Konsistensi permainan memang menjadi pekerjaan rumah bagi juara SEA Games Vietnam tersebut. Terutama ketika takluk di ajang beregu Badminton Asia Mixed Team Championships (BAMTC). Saat itu Apriyani/Fadia yang menjadi harapan kalah oleh andalan Korea Selatan Lee So-hee/Baek Ha-na 14-21, 9-21. Kekalahan itu membuat Indonesia kalah 1-3 dan membuat tim terhenti di babak perempat final. Padahal, ganda putri menjadi nomor yang sangat diandalkan untuk bisa menyumbang poin.
Disinggung kondisi Fadia yang sempat cedera, Koh Didi menerangkan bahwa bukan itu permasalahan utama. ”Jadi, dari hasil diskusi kami, masalah beban yang belum bisa di-handle Fadia,” paparnya.
Eks duet Flandy Limpele itu menuturkan, saat awal-awal dipasangkan pada pertengahan 2022, penampilan Apriyani/Fadia melejit. Salah satunya berhasil menjadi runner-up Indonesia Masters 2022. ”Itu tanpa beban dan target. Masih penjajakan tiba-tiba bagus. Ekspektasi orang berubah. Ekspektasi pengurus dan pelatih dan mereka sendiri jadi berubah,” ujarnya.
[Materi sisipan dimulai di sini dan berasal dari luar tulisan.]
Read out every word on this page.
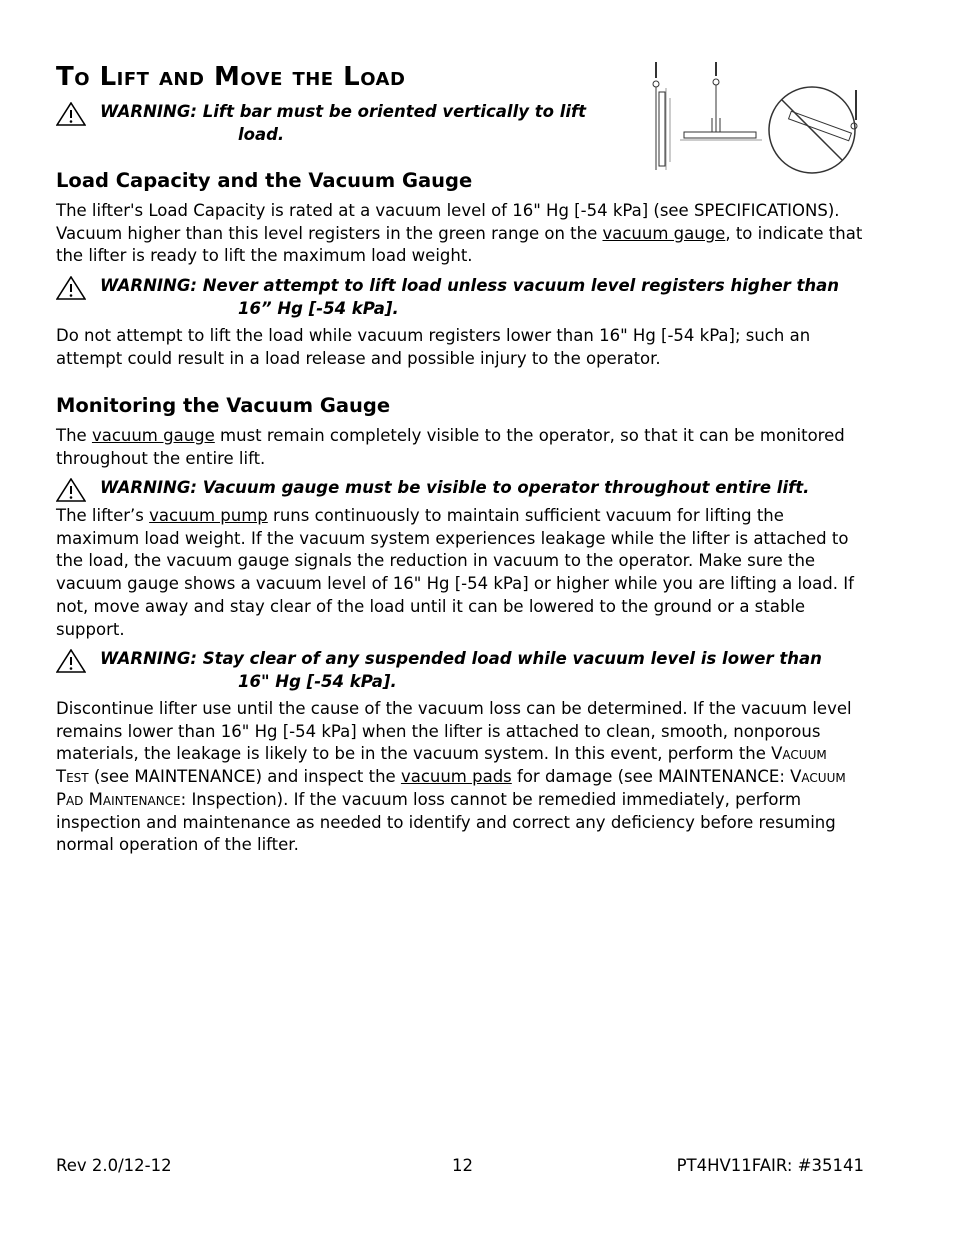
To Lift and Move the Load
WARNING: Lift bar must be oriented vertically to lift
load.
Load Capacity and the Vacuum Gauge

The lifter's Load Capacity is rated at a vacuum level of 16" Hg [-54 kPa] (see SPECIFICATIONS). Vacuum higher than this level registers in the green range on the vacuum gauge, to indicate that the lifter is ready to lift the maximum load weight.

WARNING: Never attempt to lift load unless vacuum level registers higher than
16” Hg [-54 kPa].

Do not attempt to lift the load while vacuum registers lower than 16" Hg [-54 kPa]; such an attempt could result in a load release and possible injury to the operator.

Monitoring the Vacuum Gauge

The vacuum gauge must remain completely visible to the operator, so that it can be monitored throughout the entire lift.

WARNING: Vacuum gauge must be visible to operator throughout entire lift.

The lifter’s vacuum pump runs continuously to maintain sufficient vacuum for lifting the maximum load weight. If the vacuum system experiences leakage while the lifter is attached to the load, the vacuum gauge signals the reduction in vacuum to the operator. Make sure the vacuum gauge shows a vacuum level of 16" Hg [-54 kPa] or higher while you are lifting a load. If not, move away and stay clear of the load until it can be lowered to the ground or a stable support.

WARNING: Stay clear of any suspended load while vacuum level is lower than
16" Hg [-54 kPa].

Discontinue lifter use until the cause of the vacuum loss can be determined. If the vacuum level remains lower than 16" Hg [-54 kPa] when the lifter is attached to clean, smooth, nonporous materials, the leakage is likely to be in the vacuum system. In this event, perform the Vacuum Test (see MAINTENANCE) and inspect the vacuum pads for damage (see MAINTENANCE: Vacuum Pad Maintenance: Inspection). If the vacuum loss cannot be remedied immediately, perform inspection and maintenance as needed to identify and correct any deficiency before resuming normal operation of the lifter.

Rev 2.0/12-12	12	PT4HV11FAIR: #35141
Koh Didi menyebutkan, soal mindset bermain itulah yang menjadi masalah serius, bukan perihal teknis. ”Kami sudah ngobrol. Di latihan dia punya kapasitas di atas rata-rata. Di atas 9 atau 10 untuk kemampuan. Tapi, pada saat turnamen, saat dia tidak bisa menjaga pikiran dan mentalitas, kemampuannya yang keluar cuma 30 persen. Itu yang jadi masalah dalam turnamen ini,” ucapnya.
Lantas, bagaimana jalan keluar yang disiapkan pihaknya? ”Jadi ya, kami perlu bantuan psikolog. Ini kan ada latihannya. Jadi, tidak hanya latihan di lapangan. Latihan untuk mindset, ketenangan, dan meng-handle. Itu ada latihannya,” katanya.
Sebab, jika tegang dalam bermain, Didi menilai itu dirasakan hampir semua pemain. ”Bahkan seperti Roger Federer atau (Rafael) Nadal kalau tegang ya tegang saja. Tapi, bagaimana dia me-reduce ketegangan itu secepat mungkin pada saat di lapangan. Untuk Fadia, ini masih diberikan latihan,” bebernya.
Didi menekankan, semua yang dijalani Fadia ini butuh proses. Sebab, seperti yang dikatakannya, Fadia terbilang baru untuk tembus ke level atas. ”Butuh jam terbang. Saya sendiri juga harus bisa mengontrol ekspektasi saya. Tidak bisa mengharapkan seperti Greysia (Polii) yang jam terbangnya lebih tinggi daripada Apriyani. Jadi, ini buat saya juga masih butuh waktu bagaimana bisa mendapatkan racikan yang pas. Baik sisi teknis maupun mentalitas dia,” ujarnya.
Soal target di All England, Didi menegaskan bahwa kondisi normal dalam arti fisik, mental, dan nonteknis siap bisa menjadi juara. ”Jadi gini, salah satu program yang kami kasih ke Fadia itu top level 1 sampai 10 musuh ya itu-itu saja. Dan bagaimana sekarang meng-handle musuh kita itu diri sendiri. Bagaimana saat kita masuk pikiran tenang rileks,” ucapnya.